Menurut Zubaedah 2014 perawat berperan penting dalam
meminimalisir pengaruh hospitalisasi pada bayi dengan berat badan lahir
rendah ( BBLR ), tapi banyak perawat yang belum memiliki pengetahuan
yang cukup mengenai asuhan perkembangan.
2.1.2 Konsep Asuhan Perkembangan ( Developmental Care )
1) Definisi
Developmental care merupakan asuhan yang memfasilitasi
perkembangan bayi melalui pengelolaan lingkungan perawatan dan
observasi perilaku sehingga bayi mendapatkan stimulus lingkungan yang
adekuat (Lissauer & Fanarrof, 2009, Megauire et al, 2009 dalam Utami,
18
2015). Developmental care merupakan intervensi yang dirancang untuk
meminimalkan stress pada bayi yang dirawat di ruang perawatan intensif
(Lucas, 2015). Asuhan ini bertujuan untuk mengenali kerentanan fisik,
psikologi dan emosional bagi bayi prematur atau bayi sakit.

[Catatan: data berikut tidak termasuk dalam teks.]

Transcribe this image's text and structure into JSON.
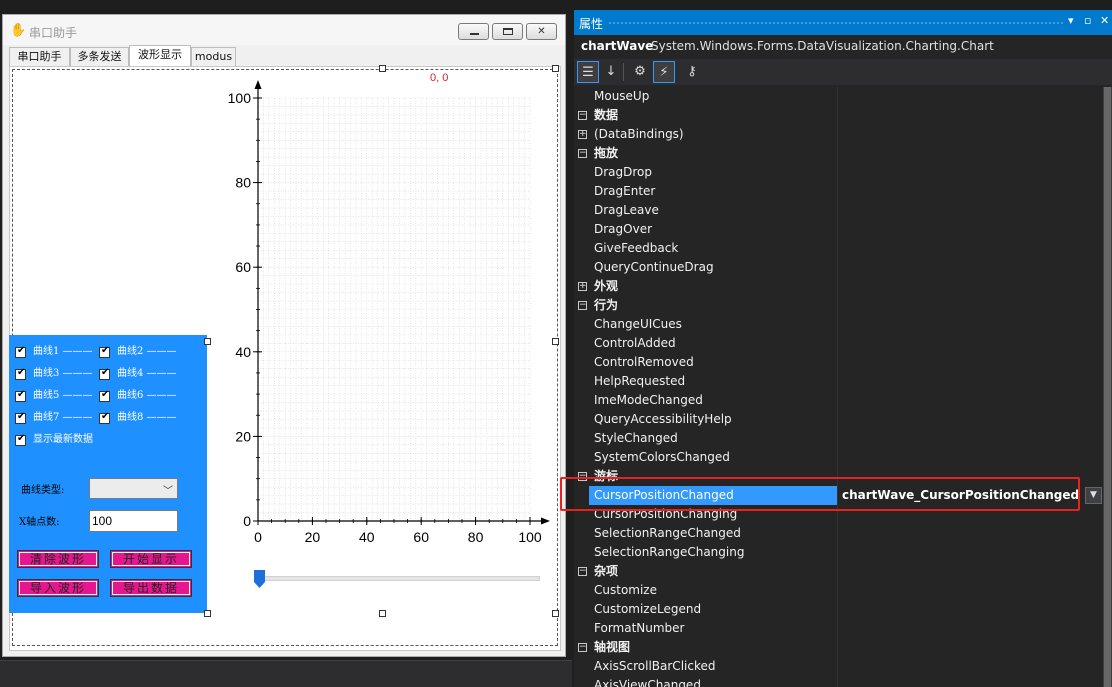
{
  "form": {
    "title": "串口助手",
    "tabs": [
      "串口助手",
      "多条发送",
      "波形显示",
      "modus"
    ],
    "active_tab": 2
  },
  "panel": {
    "checkboxes": [
      {
        "label": "曲线1 ———",
        "checked": true
      },
      {
        "label": "曲线2 ———",
        "checked": true
      },
      {
        "label": "曲线3 ———",
        "checked": true
      },
      {
        "label": "曲线4 ———",
        "checked": true
      },
      {
        "label": "曲线5 ———",
        "checked": true
      },
      {
        "label": "曲线6 ———",
        "checked": true
      },
      {
        "label": "曲线7 ———",
        "checked": true
      },
      {
        "label": "曲线8 ———",
        "checked": true
      },
      {
        "label": "显示最新数据",
        "checked": true
      }
    ],
    "curve_type_label": "曲线类型:",
    "curve_type_value": "",
    "x_points_label": "X轴点数:",
    "x_points_value": "100",
    "buttons": {
      "clear": "清除波形",
      "start": "开始显示",
      "import": "导入波形",
      "export": "导出数据"
    },
    "color": "#1e90ff",
    "button_color": "#e6178e"
  },
  "chart_data": {
    "type": "line",
    "cursor_readout": "0, 0",
    "x_ticks": [
      "0",
      "20",
      "40",
      "60",
      "80",
      "100"
    ],
    "y_ticks": [
      "0",
      "20",
      "40",
      "60",
      "80",
      "100"
    ],
    "xlim": [
      0,
      100
    ],
    "ylim": [
      0,
      100
    ],
    "grid": true,
    "series": []
  },
  "properties": {
    "title": "属性",
    "object_name": "chartWave",
    "object_type": "System.Windows.Forms.DataVisualization.Charting.Chart",
    "toolbar": [
      "categorized-icon",
      "alphabetical-icon",
      "properties-icon",
      "events-icon",
      "property-pages-icon"
    ],
    "rows": [
      {
        "type": "item",
        "name": "MouseUp"
      },
      {
        "type": "cat",
        "name": "数据",
        "expanded": true
      },
      {
        "type": "item",
        "name": "(DataBindings)",
        "expandable": true
      },
      {
        "type": "cat",
        "name": "拖放",
        "expanded": true
      },
      {
        "type": "item",
        "name": "DragDrop"
      },
      {
        "type": "item",
        "name": "DragEnter"
      },
      {
        "type": "item",
        "name": "DragLeave"
      },
      {
        "type": "item",
        "name": "DragOver"
      },
      {
        "type": "item",
        "name": "GiveFeedback"
      },
      {
        "type": "item",
        "name": "QueryContinueDrag"
      },
      {
        "type": "cat",
        "name": "外观",
        "expanded": false
      },
      {
        "type": "cat",
        "name": "行为",
        "expanded": true
      },
      {
        "type": "item",
        "name": "ChangeUICues"
      },
      {
        "type": "item",
        "name": "ControlAdded"
      },
      {
        "type": "item",
        "name": "ControlRemoved"
      },
      {
        "type": "item",
        "name": "HelpRequested"
      },
      {
        "type": "item",
        "name": "ImeModeChanged"
      },
      {
        "type": "item",
        "name": "QueryAccessibilityHelp"
      },
      {
        "type": "item",
        "name": "StyleChanged"
      },
      {
        "type": "item",
        "name": "SystemColorsChanged"
      },
      {
        "type": "cat",
        "name": "游标",
        "expanded": true
      },
      {
        "type": "sel",
        "name": "CursorPositionChanged",
        "value": "chartWave_CursorPositionChanged"
      },
      {
        "type": "item",
        "name": "CursorPositionChanging"
      },
      {
        "type": "item",
        "name": "SelectionRangeChanged"
      },
      {
        "type": "item",
        "name": "SelectionRangeChanging"
      },
      {
        "type": "cat",
        "name": "杂项",
        "expanded": true
      },
      {
        "type": "item",
        "name": "Customize"
      },
      {
        "type": "item",
        "name": "CustomizeLegend"
      },
      {
        "type": "item",
        "name": "FormatNumber"
      },
      {
        "type": "cat",
        "name": "轴视图",
        "expanded": true
      },
      {
        "type": "item",
        "name": "AxisScrollBarClicked"
      },
      {
        "type": "item",
        "name": "AxisViewChanged"
      }
    ],
    "accent": "#007acc",
    "selection": "#3399ff",
    "highlight": "#e8231f"
  }
}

Developmental care meliputi modifikasi lingkungan bagi bayi, belajar
untuk membaca dan merespon perilaku bayi untuk memenuhi kebutuhan
bayi (Horner, 2010). Tujuan dari penerapan developmental care adalah
untuk mendukung stabilitas sistem otonom, mengintervensi melalui
sistem motorik dan menciptakan lingkungan yang dapat meningkatkan
pengaturan diri (Cloherty et al, 2012).
Berdasarkan pengertian diatas dapat disimpulkan bahwa
developmental care adalah suatu upaya modifikasi lingkungan dan
berespon terhadap perubahan perilaku bayi untuk meminimalkan efek
jangka pendek maupun jangka panjang terhadap bayi.
2) Tehnik dalam Developmental Care
Beberapa tehnik atau intervensi yang dapat dilakukan dalam upaya
mengelola lingkungan perawatan dalam Developmental Care yaitu
dengan mengontrol stimulus eksternal, melibatkan keluarga dalam
perawatan dan mengenali tanda dan gejala yang diberikan oleh bayi
(Lucas, 2015).
a) Mengontrol Stimulus Eksternal dilakukan dengan cara :
(1) Minimal handling dan pengelompokan tindakan
Minimal handling dilakukan dengan cara memberikan waktu
istirahat dan tidur bagi bayi tanpa adanya gangguan dari aktivitas
19
pengobatan, perawatan dan pemeriksaan lainnya dengan cara
sedikit mungkin memberikan penanganan pada bayi atau
memungkinkan penanganan bayi untuk beberapa tindakan dalam
satu waktu. Adapun tindakan minimal handling adalah tindakan
reposisi dan jadwal pemberian obat dalam periode waktu yang
bersamaan, meminimalisir tindakan membuka dan menutup
inkubator untuk hal yang tidak perlu, dan pemberian jam tenang
(Maguire et al, 2008, Hockenberry & Wilson, 2009).
(2) Pengaturan posisi dan penggunaan nesting
Tentukan posisi yang serupa dengan posisi intrauterin,
berikan batasan dengan menggunakan nesting yang berguna
untuk menghemat penggunaan energi dan menurunkan stres.
Posisikan bayi fleksi (meringkuk) dengan kedua tangan fleksi
kearah garis tengah tubuh, sedekat mungkin dengan wajah/mulut,
pinggul dan kedua lutut dalam posisi fleksi. Posisi yang
dianjurkan untuk bayi adalah posisi prone karena dapat
meningkatkan oksigenasi, memfasilitasi tidur yang tenang dan
meningkatkan kenyamanan. Posisi Supine tidak
direkomendasikan karena bayi lebih mudah terkejut, output kalori
lebih, dan tidur lebih sering terganggu (Indonesian pediatric
critical care, 2016).
Pemasangan nesting atau sarang yang mengelilingi bayi dan
posisi fleksi merupakan aspek lain dari asuhan perkembangan.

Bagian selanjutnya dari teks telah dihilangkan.